EYSKENS: Tot op grote hoogte wel. Een mooie jonge vrouw heeft een voorsprong op een bedaagde oudere man, waarbij ik aan niemand specifiek denk. En wat gezegd wordt, is minder belangrijk dan hoe het gezegd wordt. De oneliners, de gevatte uitdrukkingen, de scherpe uitvallen en de zogenaamd historische woorden krijgen een veel grotere impact dan ze verdienen. Voor de oplossing van belangrijke maatschappelijke problemen is dat beroerd, want het leidt tot een oppervlakkig politiek debat. De nieuwe debatcultuur is noch debat noch cultuur, het is quatsch.

Acht u het mogelijk dat bij ons een partij negentien zetels wint?

EYSKENS: Het Vlaams Blok heeft zijn doorbraak al gehad op de beruchte zwarte zondag van 1991. En verder denk ik dat de verschuivingen op 18 mei gering zullen zijn. Mijn aanvoelen is dat de christen-democraten opnieuw de wind in de zeilen hebben en het, Balkenende achterna, ook in Vlaanderen goed zullen doen. Twee of drie zetels winst kunnen van CD&V opnieuw de grootste partij maken. De VLD krijgt tegenwind, onder andere met het opstappen van Ward Beysen, veel intern gerommel en onenigheid binnen de regering. Een wet in de Belgische politiek zegt dat een centrum- of centrumrechtse partij die regeert met de socialisten altijd verliest bij de volgende verkiezingen. Wij hebben dat met de CVP drie, vier keer meegemaakt, de VLD zou hetzelfde kunnen ervaren.

Ik wil in een ernstige kroniek als ‘De Kroonraad’ niet aan partijpolemiek doen, maar ik wil toch opmerken dat de VLD de bal heeft misgeslagen met haar op zichzelf eerbiedwaardige ambitie om een volkspartij te maken. Een volkspartij maken, betekent niet dat je hier en daar wat politieke drenkelingen oppikt en te drogen legt in je eigen partij, waar ze dan blijven spartelen met trekjes van contestatie en buitenissigheid. Tot grote ontsteltenis van de trouwe partijleden. Dat is in de VLD al vier jaar gaande.
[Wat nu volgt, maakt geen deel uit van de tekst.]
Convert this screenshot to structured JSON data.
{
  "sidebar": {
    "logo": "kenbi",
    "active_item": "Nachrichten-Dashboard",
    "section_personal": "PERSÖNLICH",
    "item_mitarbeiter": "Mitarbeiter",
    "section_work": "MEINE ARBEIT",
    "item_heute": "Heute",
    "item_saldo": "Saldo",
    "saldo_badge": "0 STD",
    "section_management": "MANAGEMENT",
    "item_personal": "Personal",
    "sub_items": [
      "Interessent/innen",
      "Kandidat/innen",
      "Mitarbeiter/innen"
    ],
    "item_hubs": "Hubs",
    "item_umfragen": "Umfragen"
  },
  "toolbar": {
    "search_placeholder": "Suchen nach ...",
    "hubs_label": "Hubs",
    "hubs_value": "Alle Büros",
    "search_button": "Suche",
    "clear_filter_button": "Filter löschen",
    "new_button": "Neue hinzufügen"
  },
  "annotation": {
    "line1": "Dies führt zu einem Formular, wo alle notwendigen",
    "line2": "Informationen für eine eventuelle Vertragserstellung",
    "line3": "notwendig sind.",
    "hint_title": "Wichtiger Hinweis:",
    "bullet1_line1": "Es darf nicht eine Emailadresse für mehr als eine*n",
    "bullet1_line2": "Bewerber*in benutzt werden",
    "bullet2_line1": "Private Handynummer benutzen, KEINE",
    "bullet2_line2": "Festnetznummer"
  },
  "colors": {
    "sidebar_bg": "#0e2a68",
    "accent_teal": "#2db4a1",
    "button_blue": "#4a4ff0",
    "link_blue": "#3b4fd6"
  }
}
Een volkspartij steunt en stoelt op de grote socio-economische organisaties.

De CVP heeft dat jarenlang gedaan, met steun van ACW, de christelijke middenstand, de Boerenbond, de christelijke werkgevers, en ik voeg daar vandaag aan toe: de christelijke ziekenfondsen en het christelijk onderwijs. Guy Verhofstadt heeft vanuit de oppositie verdienstelijke ideologische manifesten geschreven waarin hij de zuilen heeft verheven tot de pijlers van de collectieve decadentie. Die redenering van Verhofstadt heeft eind jaren tachtig, begin jaren negentig een zeker succes gekend en ook wij, christen-democraten, hebben gemeend dat we de banden met die zogenaamde drukkingsgroepen losser moesten maken. We moeten nu vaststellen dat dit een vergissing is geweest.

Men mag natuurlijk de macht van de grote organisaties niet laten voorgaan op de politiek. Ze moeten niet drukken, ze moeten steunen. Maar het is via nauwe contacten met die organisaties dat de politiek de verbondenheid met de mensen moet smeden. Dat netwerk hebben de liberalen nog steeds niet en ze zullen het nooit echt krijgen. Wil CD&V, waarbij de ‘V’ voor mij niet enkel voor ‘Vlaams’ maar ook voor ‘Volks’ staat, een volkspartij blijven of opnieuw in grotere mate worden, dan is het herstellen van de band met de christelijke groepen een essentiële voorwaarde.

Is het voor de CD&V niet van levensbelang dat Jean-Luc Dehaene in het strijdperk stapt? ‘Dehaene of Verhofstadt’ is een heel andere keuze dan ‘De Clerck of Verhofstadt’.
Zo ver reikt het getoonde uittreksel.